5 Shannon { 01.05.09 at 12:34 pm }

One more thing. In response to Ide’s comment…I actually have an aunt and uncle who refuse to use contraception because of Catholic teaching. They have SEVEN children. Seven oblivious, sheltered, home schooled, ill-prepared-for-real-life-in-the-21st-century children. The only TV they were allowed to watch was Animal Planet, which was shut off because it shows animals copulating. Their oldest (20 years old) moved back home from college because she was too overwhelmed and is now marrying her high school boyfriend (the only boyfriend she’s ever had) because she has no idea what else could possibly be out there for her. Thanks, Catholicism.

6 Gillian { 01.05.09 at 12:38 pm }

Haha, I’m still laughing that “abstinent” is the word of the day.

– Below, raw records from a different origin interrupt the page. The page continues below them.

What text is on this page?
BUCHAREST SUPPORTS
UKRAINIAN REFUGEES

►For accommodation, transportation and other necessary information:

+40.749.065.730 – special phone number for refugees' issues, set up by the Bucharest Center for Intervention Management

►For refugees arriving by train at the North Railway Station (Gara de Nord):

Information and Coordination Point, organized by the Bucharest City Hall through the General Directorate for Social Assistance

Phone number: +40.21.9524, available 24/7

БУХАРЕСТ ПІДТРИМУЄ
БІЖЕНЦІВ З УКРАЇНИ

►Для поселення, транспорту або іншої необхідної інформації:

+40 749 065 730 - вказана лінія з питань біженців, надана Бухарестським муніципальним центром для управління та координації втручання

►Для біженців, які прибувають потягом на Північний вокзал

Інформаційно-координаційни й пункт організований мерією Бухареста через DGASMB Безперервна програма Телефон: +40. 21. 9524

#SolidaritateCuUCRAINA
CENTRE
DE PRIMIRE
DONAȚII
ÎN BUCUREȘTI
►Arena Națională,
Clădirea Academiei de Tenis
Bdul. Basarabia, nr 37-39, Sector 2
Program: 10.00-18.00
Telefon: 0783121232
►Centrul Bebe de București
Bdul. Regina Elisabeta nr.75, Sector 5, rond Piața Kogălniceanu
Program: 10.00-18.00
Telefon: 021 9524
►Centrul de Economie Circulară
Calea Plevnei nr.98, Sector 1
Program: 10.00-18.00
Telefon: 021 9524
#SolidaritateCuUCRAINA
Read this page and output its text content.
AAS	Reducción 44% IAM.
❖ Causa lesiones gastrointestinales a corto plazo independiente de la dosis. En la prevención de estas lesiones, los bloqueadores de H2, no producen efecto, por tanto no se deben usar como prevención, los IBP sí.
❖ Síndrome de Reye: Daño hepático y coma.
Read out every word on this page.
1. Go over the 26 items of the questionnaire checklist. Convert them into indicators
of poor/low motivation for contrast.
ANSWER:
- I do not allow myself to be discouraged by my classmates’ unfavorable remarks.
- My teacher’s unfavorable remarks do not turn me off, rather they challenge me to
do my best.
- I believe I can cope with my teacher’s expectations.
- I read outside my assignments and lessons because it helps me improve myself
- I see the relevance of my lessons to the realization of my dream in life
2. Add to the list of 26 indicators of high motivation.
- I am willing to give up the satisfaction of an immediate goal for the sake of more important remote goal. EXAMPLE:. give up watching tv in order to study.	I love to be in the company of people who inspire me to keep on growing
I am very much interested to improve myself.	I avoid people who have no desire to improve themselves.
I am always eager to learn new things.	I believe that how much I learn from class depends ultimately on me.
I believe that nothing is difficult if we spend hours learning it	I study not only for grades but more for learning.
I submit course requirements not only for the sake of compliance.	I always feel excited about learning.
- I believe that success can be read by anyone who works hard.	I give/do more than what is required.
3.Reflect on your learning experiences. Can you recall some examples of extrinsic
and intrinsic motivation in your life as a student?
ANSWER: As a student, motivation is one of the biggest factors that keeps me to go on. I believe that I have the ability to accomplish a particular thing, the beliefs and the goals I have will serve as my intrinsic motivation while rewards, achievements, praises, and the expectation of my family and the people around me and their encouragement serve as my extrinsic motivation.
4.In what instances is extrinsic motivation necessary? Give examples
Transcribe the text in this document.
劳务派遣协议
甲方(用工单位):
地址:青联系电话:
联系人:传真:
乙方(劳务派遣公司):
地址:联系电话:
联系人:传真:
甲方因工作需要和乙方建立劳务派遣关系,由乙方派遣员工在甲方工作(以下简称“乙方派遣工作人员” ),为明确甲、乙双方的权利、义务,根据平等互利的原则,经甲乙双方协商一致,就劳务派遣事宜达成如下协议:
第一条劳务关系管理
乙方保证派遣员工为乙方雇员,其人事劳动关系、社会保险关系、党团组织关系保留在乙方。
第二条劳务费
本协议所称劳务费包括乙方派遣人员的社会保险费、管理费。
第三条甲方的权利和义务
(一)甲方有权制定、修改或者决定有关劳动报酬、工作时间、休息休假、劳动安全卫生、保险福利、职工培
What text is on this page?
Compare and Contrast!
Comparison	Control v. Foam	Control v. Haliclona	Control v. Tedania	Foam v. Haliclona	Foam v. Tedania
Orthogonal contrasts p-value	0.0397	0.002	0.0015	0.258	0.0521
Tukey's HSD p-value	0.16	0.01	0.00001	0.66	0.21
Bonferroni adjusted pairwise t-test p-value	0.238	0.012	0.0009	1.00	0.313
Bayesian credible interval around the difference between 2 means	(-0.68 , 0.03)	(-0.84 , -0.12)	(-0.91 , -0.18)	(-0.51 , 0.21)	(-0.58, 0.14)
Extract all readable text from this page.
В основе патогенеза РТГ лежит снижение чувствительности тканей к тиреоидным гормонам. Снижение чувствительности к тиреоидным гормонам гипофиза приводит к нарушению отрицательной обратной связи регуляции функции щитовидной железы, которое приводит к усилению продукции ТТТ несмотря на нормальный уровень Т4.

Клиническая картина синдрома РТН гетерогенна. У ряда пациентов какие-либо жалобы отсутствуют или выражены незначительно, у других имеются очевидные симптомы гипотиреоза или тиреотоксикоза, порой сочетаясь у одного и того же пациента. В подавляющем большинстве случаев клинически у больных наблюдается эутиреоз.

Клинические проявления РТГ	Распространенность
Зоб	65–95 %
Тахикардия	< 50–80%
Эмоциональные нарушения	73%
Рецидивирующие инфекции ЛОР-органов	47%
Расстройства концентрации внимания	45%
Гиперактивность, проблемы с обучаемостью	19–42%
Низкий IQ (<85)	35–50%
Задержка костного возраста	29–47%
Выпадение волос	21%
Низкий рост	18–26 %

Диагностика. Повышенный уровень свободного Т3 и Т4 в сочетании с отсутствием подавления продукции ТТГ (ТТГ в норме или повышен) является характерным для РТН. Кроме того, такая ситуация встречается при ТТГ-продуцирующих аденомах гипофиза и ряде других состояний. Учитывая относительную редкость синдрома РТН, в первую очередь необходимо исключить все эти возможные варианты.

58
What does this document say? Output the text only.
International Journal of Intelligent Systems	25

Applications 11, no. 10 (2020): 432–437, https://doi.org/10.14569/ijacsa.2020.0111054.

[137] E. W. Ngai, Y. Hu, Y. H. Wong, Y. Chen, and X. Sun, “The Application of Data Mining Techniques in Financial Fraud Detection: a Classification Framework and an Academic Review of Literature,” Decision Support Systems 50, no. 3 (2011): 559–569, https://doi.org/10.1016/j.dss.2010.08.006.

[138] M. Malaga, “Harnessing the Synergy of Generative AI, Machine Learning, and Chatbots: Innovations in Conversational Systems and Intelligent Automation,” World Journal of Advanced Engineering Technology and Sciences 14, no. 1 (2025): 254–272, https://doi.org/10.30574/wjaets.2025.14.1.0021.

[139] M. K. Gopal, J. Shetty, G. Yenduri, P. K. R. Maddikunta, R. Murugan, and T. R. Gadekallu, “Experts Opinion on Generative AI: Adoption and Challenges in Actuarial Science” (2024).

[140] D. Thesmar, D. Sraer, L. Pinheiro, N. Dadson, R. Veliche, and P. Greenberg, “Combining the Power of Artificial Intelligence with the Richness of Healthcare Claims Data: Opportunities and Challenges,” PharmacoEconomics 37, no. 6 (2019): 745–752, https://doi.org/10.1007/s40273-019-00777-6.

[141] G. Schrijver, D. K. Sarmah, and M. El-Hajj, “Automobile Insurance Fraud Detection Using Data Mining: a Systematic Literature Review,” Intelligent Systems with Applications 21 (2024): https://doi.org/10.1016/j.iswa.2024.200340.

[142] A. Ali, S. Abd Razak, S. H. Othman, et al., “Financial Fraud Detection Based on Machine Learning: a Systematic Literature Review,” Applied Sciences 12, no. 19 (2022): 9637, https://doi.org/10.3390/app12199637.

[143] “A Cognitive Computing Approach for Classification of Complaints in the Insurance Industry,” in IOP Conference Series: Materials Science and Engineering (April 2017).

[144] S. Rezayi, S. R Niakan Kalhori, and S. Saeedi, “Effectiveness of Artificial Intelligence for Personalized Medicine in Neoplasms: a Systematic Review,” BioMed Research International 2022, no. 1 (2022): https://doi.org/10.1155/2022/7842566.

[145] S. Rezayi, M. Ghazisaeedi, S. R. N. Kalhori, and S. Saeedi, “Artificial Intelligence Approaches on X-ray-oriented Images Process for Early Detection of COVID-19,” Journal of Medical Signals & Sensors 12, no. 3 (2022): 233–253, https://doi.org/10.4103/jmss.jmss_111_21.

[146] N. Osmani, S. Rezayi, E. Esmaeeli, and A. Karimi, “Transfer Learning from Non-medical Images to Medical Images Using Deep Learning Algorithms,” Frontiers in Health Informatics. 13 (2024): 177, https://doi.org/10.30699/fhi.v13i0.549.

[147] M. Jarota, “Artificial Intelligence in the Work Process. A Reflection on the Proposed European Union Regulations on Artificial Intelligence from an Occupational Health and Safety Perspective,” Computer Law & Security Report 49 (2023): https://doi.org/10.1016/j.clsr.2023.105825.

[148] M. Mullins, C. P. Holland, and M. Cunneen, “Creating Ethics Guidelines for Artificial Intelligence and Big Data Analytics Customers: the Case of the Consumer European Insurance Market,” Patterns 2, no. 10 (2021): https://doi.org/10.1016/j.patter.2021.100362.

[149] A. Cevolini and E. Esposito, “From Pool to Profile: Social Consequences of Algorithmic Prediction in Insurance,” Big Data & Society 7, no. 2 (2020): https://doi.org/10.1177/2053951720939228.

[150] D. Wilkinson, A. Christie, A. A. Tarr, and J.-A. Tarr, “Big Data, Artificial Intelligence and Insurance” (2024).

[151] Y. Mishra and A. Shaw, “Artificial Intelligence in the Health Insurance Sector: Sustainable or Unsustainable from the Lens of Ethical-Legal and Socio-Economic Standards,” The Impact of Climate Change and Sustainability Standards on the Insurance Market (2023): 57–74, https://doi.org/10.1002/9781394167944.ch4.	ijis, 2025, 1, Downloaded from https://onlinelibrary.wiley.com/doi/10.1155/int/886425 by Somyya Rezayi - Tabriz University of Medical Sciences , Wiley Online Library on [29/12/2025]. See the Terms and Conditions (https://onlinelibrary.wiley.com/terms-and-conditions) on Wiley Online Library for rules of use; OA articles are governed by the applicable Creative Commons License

How appropriate.

I know, I get really upset and disheartened when I read stuff like this (and this is only the tip of the iceberg… I might have to do a follow-up post) and realize the Church is probably not going to change its stance in my lifetime.

Ide, I totally agree that people should want to be parents for the right reasons, not because of shame and guilt. It’s wrong to force people into having children when they don’t want them by portraying contraception as a tool of the devil. How is that good for parents or children?

7 Lisa { 01.05.09 at 5:58 pm }

as long as a kid has two non-gay, married, teenage parents, I don’t see what’s wrong.

8 Melia { 01.26.09 at 4:06 pm }

As with all Church teachings that go against simple common sense, my question is, “What exactly are they afraid of?” Perhaps that if people “contracept” (love that verb), they will…

a. decimate the army of tithing Catholics who beget more tithing Catholics.

b. prevent God from incarnating the next Einstein or Curie. Or the next Carrot Top.

c. begin to think that they have a mind of their own.

Face it, Catholic Church, contraception dates back to ancient times, and it ain’t going away any time soon.